Keten, Türkiye’de Spor isimli eserinden alınan yukarıdaki paragraflarda adeta TAF’nun gelecek on yıldaki görev tanımını yapmakta ve profesyonellik için gereken tabanın nasıl oluşacağına ilişkin bir saptama yapmaktadır.

‘’Sporun uluslararası dostluk ve barış ile ülke ekonomisine getirdiği olumlu katkıları vardır. Ayrıca, günümüzde gerek basın yayın organlarının spora yaklaşımı, gerekse insanların stresten kurtulma, vücutlarını formda tutma çabaları ve hepsinin ötesinde sporda kazanılan uluslararası başarılar, toplumun günlük yaşamında ve moral düzeyinde oldukça önemli hale gelmiş, spora önemli bir boyut kazandırmıştır.’’ (8)

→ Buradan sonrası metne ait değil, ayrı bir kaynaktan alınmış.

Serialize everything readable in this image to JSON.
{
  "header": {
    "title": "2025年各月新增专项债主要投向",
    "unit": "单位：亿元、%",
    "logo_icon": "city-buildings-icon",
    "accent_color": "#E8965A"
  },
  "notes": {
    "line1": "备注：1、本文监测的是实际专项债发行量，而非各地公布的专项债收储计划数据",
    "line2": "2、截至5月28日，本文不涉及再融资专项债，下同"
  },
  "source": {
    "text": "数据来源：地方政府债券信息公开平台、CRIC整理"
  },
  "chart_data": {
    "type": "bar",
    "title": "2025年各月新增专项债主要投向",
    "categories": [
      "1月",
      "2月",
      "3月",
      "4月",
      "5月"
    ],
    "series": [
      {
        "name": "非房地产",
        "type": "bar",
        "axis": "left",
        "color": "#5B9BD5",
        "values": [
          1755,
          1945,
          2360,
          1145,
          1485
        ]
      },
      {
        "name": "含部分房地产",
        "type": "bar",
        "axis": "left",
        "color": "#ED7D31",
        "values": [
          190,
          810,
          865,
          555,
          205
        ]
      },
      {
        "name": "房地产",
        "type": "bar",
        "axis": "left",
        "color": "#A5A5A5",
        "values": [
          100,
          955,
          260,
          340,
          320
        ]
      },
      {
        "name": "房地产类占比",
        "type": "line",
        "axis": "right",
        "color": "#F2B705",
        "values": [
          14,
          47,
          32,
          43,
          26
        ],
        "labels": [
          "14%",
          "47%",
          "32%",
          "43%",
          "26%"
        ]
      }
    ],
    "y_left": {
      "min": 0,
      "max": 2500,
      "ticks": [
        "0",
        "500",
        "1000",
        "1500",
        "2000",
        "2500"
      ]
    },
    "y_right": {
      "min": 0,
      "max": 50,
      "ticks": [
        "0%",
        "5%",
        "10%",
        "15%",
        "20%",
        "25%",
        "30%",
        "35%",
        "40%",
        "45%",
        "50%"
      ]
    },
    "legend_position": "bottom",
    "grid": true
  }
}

Ülkemizde peş peşe yaşanan sportif başarılar çeşitli dallarda spora ilgiyi arttırmakta, sağlıklı yaşam için spor bilinci özellikle büyük kentlerde yaygınlaşmaktadır. Son dönemde basketbol, futbol, voleybol ve atletizmde ülkemizin sporcuları kitlesel iletişim araçlarının takibi altındadır. Bu alaka bu dalların dışındaki Amerikan Futbolu (AF) gibi dallarında kitlesel iletişim araçlarında kendilerine yer bulmalarını sağlamaktadır.

Geçtiğimiz on yılın başlarında haftada bir gün, bir maç şeklinde tek bir paralı kanal üzerinden izlenebilinen AF, artık iki kanaldan ve haftada ortalama sekiz maç yayınına çıkmıştır. Bu gelişme lise futbolu için gerekli zemini hazırlamakta, üniversite ve profesyonel seviyede yapılan liglerin kalitesinin artması koşuluyla kendilerine medya pastasında bir yer bulma konusunda umut yaratmaktadır.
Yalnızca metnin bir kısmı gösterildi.